Hevelius and Divini protest against Huygens
Huygens’ claim that his telescope was better than all the others did not remain uncontested. For example, the astronomer Johannes Hevelius, who had been visited by younger brother Philippus Huygens in March 1656, was furious. Not only had Philippus labelled him an inferior lens grinder in his private correspondence with his brothers, Christiaan’s declaration, in the Systema Saturnium, that his new telescope was now the norm for all observers could not go unchallenged.
The Italian telescope-builder Eustachio Divini fought the hardest against Huygens’ claim that he made the best telescopes. In 1661, Divini published a small book, together with the Jesuit Honoré Fabri, in which he explained his own ideas about Saturn. However, although Divini was probably right ‘that his telescopes were of similar quality to Huygens’, he eventually lost the battle.
Christiaan Huygens’ aerial telescope (1684)
Around 1650, it was discovered that if lenses were used with a small radius of curvature, the problem of lens deviation (such as dispersion and distortion) could for a large part be removed. The occurrence of these image distortions was a particular problem with astronomical telescopes. However, such a small radius of curvature of the lenses irrevocably led to long focal lengths, resulting in almost unmanageably long telescopes. Only very experienced users were able to handle such telescopes.
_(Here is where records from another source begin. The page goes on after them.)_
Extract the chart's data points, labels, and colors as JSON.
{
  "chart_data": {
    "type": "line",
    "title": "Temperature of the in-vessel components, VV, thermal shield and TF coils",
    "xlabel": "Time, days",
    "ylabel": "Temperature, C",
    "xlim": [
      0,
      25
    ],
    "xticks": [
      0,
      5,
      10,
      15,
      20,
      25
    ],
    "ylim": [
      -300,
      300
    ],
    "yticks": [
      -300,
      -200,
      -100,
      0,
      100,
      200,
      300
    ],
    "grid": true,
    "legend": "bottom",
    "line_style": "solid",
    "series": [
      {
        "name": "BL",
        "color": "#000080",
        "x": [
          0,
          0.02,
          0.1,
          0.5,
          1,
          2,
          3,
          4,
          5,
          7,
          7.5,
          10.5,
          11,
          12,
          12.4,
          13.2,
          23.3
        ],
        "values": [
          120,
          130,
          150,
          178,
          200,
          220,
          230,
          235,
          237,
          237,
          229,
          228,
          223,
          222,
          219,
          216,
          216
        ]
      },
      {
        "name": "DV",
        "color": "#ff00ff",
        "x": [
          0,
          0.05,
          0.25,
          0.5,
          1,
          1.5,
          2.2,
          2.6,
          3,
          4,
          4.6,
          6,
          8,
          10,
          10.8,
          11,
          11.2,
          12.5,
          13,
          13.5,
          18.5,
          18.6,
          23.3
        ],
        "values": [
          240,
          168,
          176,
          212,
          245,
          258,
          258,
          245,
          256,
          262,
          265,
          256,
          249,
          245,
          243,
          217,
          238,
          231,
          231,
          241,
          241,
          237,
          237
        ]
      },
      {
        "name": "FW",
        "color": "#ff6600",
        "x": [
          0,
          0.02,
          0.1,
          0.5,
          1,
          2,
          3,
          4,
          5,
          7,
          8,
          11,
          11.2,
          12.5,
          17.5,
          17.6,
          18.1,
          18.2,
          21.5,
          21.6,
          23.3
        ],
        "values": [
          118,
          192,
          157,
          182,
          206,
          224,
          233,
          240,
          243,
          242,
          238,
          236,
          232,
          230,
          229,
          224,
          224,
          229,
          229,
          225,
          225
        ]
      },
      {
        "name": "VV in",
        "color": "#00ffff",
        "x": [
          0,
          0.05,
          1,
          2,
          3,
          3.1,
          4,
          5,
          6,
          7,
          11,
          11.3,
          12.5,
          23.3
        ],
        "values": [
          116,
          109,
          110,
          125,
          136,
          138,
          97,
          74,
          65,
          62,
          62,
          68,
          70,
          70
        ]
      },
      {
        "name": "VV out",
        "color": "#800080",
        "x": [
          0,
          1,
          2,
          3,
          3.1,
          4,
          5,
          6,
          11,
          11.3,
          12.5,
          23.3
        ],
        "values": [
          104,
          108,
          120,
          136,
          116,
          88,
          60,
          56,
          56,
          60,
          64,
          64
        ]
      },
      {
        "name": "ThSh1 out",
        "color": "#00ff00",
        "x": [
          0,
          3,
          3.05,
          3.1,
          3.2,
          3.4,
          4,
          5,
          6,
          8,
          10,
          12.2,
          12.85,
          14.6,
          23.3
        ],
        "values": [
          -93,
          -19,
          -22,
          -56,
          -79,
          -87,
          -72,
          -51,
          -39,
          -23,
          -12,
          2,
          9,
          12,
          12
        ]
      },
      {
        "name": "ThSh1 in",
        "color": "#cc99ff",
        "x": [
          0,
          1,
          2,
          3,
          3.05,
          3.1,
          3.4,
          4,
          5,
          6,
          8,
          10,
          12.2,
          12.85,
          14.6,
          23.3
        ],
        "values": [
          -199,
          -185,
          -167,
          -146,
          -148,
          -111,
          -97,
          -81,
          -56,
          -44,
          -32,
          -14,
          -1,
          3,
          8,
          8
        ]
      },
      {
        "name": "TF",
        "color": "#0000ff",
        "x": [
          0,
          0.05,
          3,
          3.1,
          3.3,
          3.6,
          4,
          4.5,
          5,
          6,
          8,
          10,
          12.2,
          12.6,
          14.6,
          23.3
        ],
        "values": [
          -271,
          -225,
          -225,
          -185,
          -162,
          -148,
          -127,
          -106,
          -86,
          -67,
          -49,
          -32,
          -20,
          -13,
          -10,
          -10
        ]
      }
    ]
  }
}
To get around the problem of wind sensitivity and the unhandiness of the long telescopes, Christiaan Huygens invented the so-called ‘aerial (tubeless) telescope’, of which he published a description in the book Astroscopia compendiaria in 1684. Huygens limited this instrument to a large object lens and an eyepiece. The object lens was hoisted up a mast in a holder and joined to an eyepiece or ocular lens by a rope. A small oil lamp was used to make it easier to aim.